Characterizing Memorization in Diffusion Language Models: Generalized Extraction and Sampling Effects
Xiaoyu Luo , Wenrui Yu , Qiongxiu Li , Johannes Bjerva
Published on arXiv
2603.02333
Model Inversion Attack
OWASP ML Top 10 — ML03
Sensitive Information Disclosure
OWASP LLM Top 10 — LLM06
Key Finding
DLMs exhibit substantially lower PII memorization leakage than autoregressive LMs under aligned evaluation, and sampling resolution monotonically controls extraction probability — finer-grained denoising steps strictly increase the likelihood of verbatim training data recovery
Autoregressive language models (ARMs) have been shown to memorize and occasionally reproduce training data verbatim, raising concerns about privacy and copyright liability. Diffusion language models (DLMs) have recently emerged as a competitive alternative, yet their memorization behavior remains largely unexplored due to fundamental differences in generation dynamics. To address this gap, we present a systematic theoretical and empirical characterization of memorization in DLMs. We propose a generalized probabilistic extraction framework that unifies prefix-conditioned decoding and diffusion-based generation under arbitrary masking patterns and stochastic sampling trajectories. Theorem 4.3 establishes a monotonic relationship between sampling resolution and memorization: increasing resolution strictly increases the probability of exact training data extraction, implying that autoregressive decoding corresponds to a limiting case of diffusion-based generation by setting the sampling resolution maximal. Extensive experiments across model scales and sampling strategies validate our theoretical predictions.

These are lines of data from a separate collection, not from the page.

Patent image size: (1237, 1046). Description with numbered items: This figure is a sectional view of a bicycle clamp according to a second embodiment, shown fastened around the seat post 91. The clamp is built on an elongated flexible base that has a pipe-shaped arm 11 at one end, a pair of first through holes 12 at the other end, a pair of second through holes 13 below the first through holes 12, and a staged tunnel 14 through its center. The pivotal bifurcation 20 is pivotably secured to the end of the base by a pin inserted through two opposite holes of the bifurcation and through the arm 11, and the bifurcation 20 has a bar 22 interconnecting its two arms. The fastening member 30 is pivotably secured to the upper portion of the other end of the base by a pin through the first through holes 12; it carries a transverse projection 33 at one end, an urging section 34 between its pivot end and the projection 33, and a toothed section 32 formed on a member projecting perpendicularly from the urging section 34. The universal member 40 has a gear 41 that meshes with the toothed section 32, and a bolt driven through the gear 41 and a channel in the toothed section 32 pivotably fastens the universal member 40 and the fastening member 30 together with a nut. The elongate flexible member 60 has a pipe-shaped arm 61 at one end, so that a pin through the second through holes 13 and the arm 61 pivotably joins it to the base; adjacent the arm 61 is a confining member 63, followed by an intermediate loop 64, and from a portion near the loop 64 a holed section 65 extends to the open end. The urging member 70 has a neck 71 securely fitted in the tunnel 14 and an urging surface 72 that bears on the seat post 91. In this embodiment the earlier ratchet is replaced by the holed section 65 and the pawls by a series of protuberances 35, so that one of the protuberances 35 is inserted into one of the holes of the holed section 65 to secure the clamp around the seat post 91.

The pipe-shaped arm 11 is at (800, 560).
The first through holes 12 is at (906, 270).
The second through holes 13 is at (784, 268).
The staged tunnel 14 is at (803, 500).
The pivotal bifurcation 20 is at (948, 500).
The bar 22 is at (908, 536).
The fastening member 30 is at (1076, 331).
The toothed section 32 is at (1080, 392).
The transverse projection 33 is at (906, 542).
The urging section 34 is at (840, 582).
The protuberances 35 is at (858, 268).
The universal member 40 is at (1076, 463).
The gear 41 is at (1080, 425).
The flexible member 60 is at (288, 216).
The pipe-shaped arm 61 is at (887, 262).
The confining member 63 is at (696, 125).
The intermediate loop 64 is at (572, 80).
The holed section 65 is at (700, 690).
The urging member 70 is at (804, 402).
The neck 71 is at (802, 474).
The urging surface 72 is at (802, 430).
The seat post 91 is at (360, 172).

Under aligned prefix-conditioned evaluations, we further demonstrate that DLMs exhibit substantially lower memorization-based leakage of personally identifiable information (PII) compared to ARMs.
Key Contributions
- Generalized probabilistic extraction framework that unifies prefix-conditioned decoding and diffusion-based generation for measuring discoverable memorization under arbitrary masking patterns and stochastic sampling trajectories
- Theoretical proof (Theorem 4.3) that increasing sampling resolution monotonically and strictly increases the probability of exact training data extraction in DLMs, with autoregressive decoding as the maximum-resolution limiting case
- Aligned empirical comparison demonstrating DLMs exhibit substantially lower PII memorization leakage than autoregressive LMs at matched model scales and prefix-conditioned evaluation settings
🛡️ Threat Analysis
Proposes a generalized probabilistic extraction framework specifically to recover verbatim training data (including PII) from diffusion language models — a training data reconstruction attack adapted from ARM extraction methodology to the DLM bidirectional denoising paradigm, with an adversary querying the model to reconstruct memorized content.